Por supuesto, esto no se percibía así en todos los lugares donde en 1968 hubo crisis y levantamientos. No son comparables los ejemplos de naciones ricas y democráticas como Estados Unidos, Francia, Italia, Alemania o Japón con las dictaduras comunistas de Checoslovaquia y Polonia, la dictadura militar de España o el ambiguo régimen de México. En cada uno de estos países, 1968 significó un riesgo diferente, pero en todos supuso el cuestionamiento, radical y a veces juguetón, de los regímenes establecidos. La lucha por los derechos civiles de los negros en Estados Unidos, que ese año alcanzó un punto de inflexión debido al descontrolado uso de la violencia, y el intento checoslovaco dirigido por sus propios líderes de convertir el comunismo en un «socialismo de rostro humano», fueron casos aparte, como también lo fue México, donde el grado de violencia desplegado por el Gobierno resultó simplemente incomprensible. Aun así, unos y otros compartían la certidumbre de que el statu quo era un gran error, una espantosa injusticia.
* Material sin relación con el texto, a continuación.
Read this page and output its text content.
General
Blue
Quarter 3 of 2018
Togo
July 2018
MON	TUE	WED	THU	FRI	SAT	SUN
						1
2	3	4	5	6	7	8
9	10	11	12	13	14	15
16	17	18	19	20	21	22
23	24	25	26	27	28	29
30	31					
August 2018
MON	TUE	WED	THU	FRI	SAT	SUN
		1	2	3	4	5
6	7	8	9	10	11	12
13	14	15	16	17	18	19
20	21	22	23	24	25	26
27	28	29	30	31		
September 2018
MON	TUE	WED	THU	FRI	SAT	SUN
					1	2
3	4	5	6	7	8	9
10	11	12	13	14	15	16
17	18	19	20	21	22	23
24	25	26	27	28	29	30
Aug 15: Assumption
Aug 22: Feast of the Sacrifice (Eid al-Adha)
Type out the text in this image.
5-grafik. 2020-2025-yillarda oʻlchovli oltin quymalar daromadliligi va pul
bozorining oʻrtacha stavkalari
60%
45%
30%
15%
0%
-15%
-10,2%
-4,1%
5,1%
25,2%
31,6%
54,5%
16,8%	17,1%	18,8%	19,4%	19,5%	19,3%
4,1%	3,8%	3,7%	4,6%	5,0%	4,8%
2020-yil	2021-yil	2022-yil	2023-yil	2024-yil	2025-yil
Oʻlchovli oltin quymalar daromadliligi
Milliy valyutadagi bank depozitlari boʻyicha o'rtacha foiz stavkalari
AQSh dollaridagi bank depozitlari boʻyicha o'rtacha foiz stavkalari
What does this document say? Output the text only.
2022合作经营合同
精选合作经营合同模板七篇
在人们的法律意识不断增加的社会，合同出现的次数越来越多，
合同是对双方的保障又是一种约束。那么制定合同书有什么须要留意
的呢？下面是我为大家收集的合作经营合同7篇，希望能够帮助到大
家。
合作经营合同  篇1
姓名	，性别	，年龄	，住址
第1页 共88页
Esto no significa que dichos movimientos estuvieran coordinados y, de hecho, no lo estaban. Aunque en su momento los gobernantes creyeron ver un gran plan concertado, y las interpretaciones posteriores dedujeron que todo el mundo se había alzado al mismo tiempo y por las mismas razones, lo cierto es que muchas de las protestas y manifestaciones, por interconectados que estuvieran sus motivos, fueron fruto del azar, de la absoluta improvisación. Las causas concurrían: circulaban los discos de rock y pop incluso en el mundo comunista, la televisión vivía un auge inaudito, y con frecuencia los gobernantes eran viejos y la población cada vez más joven. El crecimiento económico disparaba las expectativas personales y había nuevas y atractivas ofertas ideológicas por las que los jóvenes sentían una atracción natural porque prometían, sencillamente, una vida mejor, más despreocupada y al mismo tiempo más responsable. Pero si bien todo se retroalimentó, el desenlace fue en gran parte un paso adelante poco medido. Fue un paso adelante porque, como decía, no dejó de ser el resultado de lo que se había estado conformando política y culturalmente durante por lo menos una década. Y poco medido porque, con algunas salvedades, los protagonistas no sabían cuáles eran sus objetivos. Los jóvenes que sembraron el caos en el Barrio Latino de París durante un mes y medio, los que convirtieron la política de partidos estadounidense en un grotesco festival, los estudiantes que en Italia quisieron redimir a la clase trabajadora aunque esta les desdeñase, los que en Alemania jugaban al gato y el ratón con la policía hasta que la violencia se les fue de las manos, y la mayoría de los protagonistas de este libro, sabían lo que estaban haciendo, pero no para qué.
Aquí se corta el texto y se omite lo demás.